Yukarıda değinilen faktörlere ek olarak, Tuva gençleri arasında şiddetin yaygın olmasının başka sebepleri de mevcuttu. Bu sebeplerden birisi, SSCB’nin federal hapishanelerinin Tuva’da bulunmasıydı. Gençlerin şiddet olaylarına başvurmalarının diğer bir sebebi ise, Tuva kökenli çiftçi ailelerinin çocuklarının zorla yatılı okullara yollanmasıdır. Bu çocukların ailelerine ve topluma yabancılaşmaları sonucunda bu çocuklar şiddet eylemlerinin öncüsü olmuşlardır.66 Diğer taraftan, fakir kırsal kesimlerdeki hızlı nüfus artışı da birçok sosyal probleme ve suç oranının artmasına sebep olmuştur.67 Böylece meydana gelen çatışmalar, her ne kadar o zamanki Sovyet basınında da, sonraki araştırmalarda da sadece milliyetçilikle açıklandıysa, çatışmaların bir kısmı adi suç kapsamına giriyordu. Fakat Rusya Federasyonu’nda şu anda da var olan genel bir eğilime göre, Rus basını, sık sık halklar arası düşmanlığı kışkırtan bir görev üstlenmiştir. Meydana gelen olayları Tuvaların şovenizmine bağlayan basın, etnik gerilimi daha da tırmandırmıştır.
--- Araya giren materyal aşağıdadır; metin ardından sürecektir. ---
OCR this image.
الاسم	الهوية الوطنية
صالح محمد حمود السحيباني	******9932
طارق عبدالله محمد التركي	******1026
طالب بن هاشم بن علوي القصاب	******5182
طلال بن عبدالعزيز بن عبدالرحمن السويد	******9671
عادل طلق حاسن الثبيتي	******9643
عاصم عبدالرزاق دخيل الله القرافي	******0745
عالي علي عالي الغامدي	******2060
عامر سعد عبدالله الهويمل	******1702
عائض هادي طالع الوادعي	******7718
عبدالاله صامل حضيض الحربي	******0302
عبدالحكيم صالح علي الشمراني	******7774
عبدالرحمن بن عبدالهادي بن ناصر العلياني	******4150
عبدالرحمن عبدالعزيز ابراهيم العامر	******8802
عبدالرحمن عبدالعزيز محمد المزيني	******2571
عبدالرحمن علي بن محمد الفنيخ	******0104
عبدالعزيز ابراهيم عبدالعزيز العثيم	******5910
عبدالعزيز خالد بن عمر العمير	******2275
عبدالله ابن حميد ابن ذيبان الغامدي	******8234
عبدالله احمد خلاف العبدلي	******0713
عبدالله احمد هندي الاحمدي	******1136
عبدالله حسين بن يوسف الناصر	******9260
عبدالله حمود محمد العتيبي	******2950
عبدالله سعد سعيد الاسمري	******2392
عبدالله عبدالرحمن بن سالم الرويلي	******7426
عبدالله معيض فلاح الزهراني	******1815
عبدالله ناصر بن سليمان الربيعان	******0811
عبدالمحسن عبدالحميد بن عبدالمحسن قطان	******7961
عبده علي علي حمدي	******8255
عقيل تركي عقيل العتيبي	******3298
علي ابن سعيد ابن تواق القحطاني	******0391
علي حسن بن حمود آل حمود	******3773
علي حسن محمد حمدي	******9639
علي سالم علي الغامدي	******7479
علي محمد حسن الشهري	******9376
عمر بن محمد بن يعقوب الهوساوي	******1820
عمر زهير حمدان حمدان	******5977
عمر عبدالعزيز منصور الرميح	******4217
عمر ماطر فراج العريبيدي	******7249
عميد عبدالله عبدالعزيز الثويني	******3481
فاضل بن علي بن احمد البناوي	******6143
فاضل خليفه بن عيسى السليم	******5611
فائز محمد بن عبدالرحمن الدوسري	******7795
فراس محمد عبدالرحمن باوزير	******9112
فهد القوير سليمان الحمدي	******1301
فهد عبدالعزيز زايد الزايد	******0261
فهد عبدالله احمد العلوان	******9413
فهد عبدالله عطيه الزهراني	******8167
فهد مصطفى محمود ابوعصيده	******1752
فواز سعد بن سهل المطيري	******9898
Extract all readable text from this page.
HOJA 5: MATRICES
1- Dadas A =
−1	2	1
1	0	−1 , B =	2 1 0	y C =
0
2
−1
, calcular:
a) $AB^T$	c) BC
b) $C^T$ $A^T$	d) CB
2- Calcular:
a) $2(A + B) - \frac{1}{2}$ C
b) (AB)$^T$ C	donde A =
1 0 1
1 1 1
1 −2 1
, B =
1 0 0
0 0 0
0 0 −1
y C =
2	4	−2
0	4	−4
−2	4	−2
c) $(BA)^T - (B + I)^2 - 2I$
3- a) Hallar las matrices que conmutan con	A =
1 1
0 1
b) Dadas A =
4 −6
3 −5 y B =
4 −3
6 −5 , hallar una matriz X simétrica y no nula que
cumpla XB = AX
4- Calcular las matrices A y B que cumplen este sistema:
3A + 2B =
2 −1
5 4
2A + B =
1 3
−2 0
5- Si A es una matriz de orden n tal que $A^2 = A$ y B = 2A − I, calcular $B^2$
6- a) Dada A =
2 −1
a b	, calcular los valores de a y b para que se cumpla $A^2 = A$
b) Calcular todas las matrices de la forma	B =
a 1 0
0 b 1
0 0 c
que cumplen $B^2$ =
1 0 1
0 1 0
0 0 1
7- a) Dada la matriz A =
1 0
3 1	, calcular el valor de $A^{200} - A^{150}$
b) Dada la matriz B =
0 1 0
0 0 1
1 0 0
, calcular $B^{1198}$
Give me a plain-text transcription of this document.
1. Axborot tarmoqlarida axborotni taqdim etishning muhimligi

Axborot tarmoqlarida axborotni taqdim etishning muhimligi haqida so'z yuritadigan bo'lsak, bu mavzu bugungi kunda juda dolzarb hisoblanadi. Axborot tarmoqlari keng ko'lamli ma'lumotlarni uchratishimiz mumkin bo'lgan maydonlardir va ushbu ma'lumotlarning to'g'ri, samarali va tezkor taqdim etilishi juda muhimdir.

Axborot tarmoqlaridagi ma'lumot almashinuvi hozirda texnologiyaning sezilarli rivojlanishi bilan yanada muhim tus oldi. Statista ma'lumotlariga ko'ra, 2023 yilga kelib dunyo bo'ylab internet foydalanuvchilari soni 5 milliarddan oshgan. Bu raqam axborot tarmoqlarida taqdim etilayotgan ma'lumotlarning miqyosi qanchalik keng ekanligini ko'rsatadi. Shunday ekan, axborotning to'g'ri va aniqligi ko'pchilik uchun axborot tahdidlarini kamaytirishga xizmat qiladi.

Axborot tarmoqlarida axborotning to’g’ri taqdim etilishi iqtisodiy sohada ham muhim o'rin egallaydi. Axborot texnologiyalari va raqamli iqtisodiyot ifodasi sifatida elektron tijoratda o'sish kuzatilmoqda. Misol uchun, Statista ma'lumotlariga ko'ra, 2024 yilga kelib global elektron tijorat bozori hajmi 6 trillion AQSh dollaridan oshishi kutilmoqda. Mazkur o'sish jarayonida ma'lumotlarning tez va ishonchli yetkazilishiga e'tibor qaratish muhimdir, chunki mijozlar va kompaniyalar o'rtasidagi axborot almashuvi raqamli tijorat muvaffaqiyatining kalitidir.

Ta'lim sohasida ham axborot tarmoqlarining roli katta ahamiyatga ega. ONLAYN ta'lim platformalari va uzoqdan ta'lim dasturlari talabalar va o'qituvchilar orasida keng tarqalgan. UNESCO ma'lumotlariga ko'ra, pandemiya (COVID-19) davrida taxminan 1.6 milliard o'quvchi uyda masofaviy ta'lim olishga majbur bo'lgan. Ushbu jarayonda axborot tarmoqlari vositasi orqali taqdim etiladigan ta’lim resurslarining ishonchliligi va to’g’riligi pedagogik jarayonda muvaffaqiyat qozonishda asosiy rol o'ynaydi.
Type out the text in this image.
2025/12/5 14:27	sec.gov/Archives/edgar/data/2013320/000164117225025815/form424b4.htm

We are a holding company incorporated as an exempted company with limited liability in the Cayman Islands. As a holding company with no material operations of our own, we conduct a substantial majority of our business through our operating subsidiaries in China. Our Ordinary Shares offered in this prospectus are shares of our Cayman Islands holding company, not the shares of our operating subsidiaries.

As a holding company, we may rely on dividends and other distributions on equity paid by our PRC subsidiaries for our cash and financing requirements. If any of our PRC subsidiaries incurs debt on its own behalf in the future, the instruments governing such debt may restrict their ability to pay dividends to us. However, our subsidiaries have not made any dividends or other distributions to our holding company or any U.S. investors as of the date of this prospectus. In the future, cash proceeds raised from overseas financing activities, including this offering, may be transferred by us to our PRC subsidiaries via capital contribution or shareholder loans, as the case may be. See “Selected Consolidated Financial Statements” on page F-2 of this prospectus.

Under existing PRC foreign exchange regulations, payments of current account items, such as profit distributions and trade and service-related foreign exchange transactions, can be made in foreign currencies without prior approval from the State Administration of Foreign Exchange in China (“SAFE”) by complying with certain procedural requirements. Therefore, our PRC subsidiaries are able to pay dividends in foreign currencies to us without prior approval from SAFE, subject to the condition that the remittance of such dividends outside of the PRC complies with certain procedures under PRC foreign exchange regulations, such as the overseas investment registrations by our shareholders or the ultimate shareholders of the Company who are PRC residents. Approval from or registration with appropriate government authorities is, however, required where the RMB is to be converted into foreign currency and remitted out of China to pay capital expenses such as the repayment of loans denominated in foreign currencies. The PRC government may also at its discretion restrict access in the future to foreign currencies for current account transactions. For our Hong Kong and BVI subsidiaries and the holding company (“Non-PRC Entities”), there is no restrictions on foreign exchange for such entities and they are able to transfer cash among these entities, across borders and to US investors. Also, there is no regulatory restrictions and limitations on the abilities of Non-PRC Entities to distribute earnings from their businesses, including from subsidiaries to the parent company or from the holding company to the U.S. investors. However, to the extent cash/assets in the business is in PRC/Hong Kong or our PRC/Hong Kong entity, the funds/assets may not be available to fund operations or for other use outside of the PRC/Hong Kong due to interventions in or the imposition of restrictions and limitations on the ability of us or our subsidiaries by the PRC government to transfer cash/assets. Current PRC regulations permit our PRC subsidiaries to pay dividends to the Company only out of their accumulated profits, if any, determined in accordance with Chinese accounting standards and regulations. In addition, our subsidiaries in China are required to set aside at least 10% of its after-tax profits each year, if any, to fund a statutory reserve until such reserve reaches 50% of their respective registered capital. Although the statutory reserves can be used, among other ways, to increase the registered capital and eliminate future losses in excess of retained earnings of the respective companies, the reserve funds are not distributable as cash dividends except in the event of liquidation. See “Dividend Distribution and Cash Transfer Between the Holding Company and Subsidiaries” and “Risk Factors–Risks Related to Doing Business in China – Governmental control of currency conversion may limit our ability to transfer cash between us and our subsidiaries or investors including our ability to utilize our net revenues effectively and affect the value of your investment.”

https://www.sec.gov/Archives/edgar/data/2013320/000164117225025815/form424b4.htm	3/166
Mesela, 4 Haziran 1990 tarihli İzvestiya gazetesinde Tuva’da 88 Rusun öldürüldüğü ileri sürülmüştür. Oysa dört ay sonra 88 kişinin 60’ının yine Tuvalar tarafından öldürülen Tuvalar olduğu meydana çıkmıştır. Olaylarda sadece 7 Rus ölmüştü.68 Buna rağmen, Tuva akıllarda Sovyetler Birliği’nin “sıcak noktası” olarak kalmıştır. Çıkan olaylar Sovyet basını tarafından Tuvaları şovenizmle suçlamak için kullanılmıştır. Şiddet eylemlerinden şahıslar değil, bütün halk sorumlu tutulmuştur. Tuvaların şiddet eylemlerine başvurmalarına yol açan sosyo-ekonomik ve psikolojik şartlar ihmal edilmiştir. Propagandanın etkisiyle Ruslar Haziran’da Tuva’yı terk etmeye başlamış ve 1990 Ağustos başı itibariyle 3.000 Rus Tuva’yı terk etmiştir.69 Bütün Tuva halkı ise birden şiddet olaylarının “suç ortağı” haline gelmişlerdir. Ancak Sovyet propagandası ters teperek Tuvalar arasında hoşnutsuzluğun ve milli bilincin artmasına vesile olmuştur.

Tuva’da Milli
Hareket

Tuva’daki milli hareket bir dil ve kültür hareketi olarak başlamıştır. 1989 yılında Kızıl’daki bir ortaokulun Tuvaca eğitim veren bir okula dönüştürülmesi için bir kampanya başlatılmıştır. Kampanyayı gerçekleştiren güçler, 25 Ekim 1989’da Tuva Sosyal Merkezi’ni kurmuşlardır. Merkezin başında 39 yaşındaki bir dilbilimci olan Kaadır-ool Biçeldey vardı. Biçeldey 1989’da Tuva Halk Cephesi’ni kurmuştur.70

13 Şubat 1990’da yapılan Halk Cephesi resepsiyonuna yöneticilerin gelmesi ve basında resepsiyon ile ilgili haberlerin çıkması Halk Cephesinin prestijini ortaya koymuştur. 14 Şubat 1990’da yapılması planlanan Tuva Halk Cephesi’nin kuruluş kurultayı yapıldığı zaman, Azerbaycan’daki olaylar patlak vermiş durumdaydı ve Sovyetler Birliği’ndeki değişen siyasi konjonktüründen dolayı Tuva Halk Cephesi’nin adı Demokratik Ortak Hareket olarak değiştirilmişti. Yine de Halk Cephesi olarak anılmaya devam eden hareketin kuruluş kurultayının 258 üyesi Tuva, 31’i Rus, 6’sı Buryatlardan seçilmiştir. Halk Cephesi cumhuriyet yönetiminin istifa etmesini, Komünist Partisi’ne ait olan binaların kültürel ve diğer faaliyetler için kullanılmasını talep etmiştir.71

Açıklanan Halk Cephesi programına göre demokratikleşmenin baş düşmanı bürokrasi idi. Tuva’nın birlik cumhuriyeti olması talep ediliyordu. Bunun dışında doğanın korunması, milli kültürün canlandırılması talep ediliyordu.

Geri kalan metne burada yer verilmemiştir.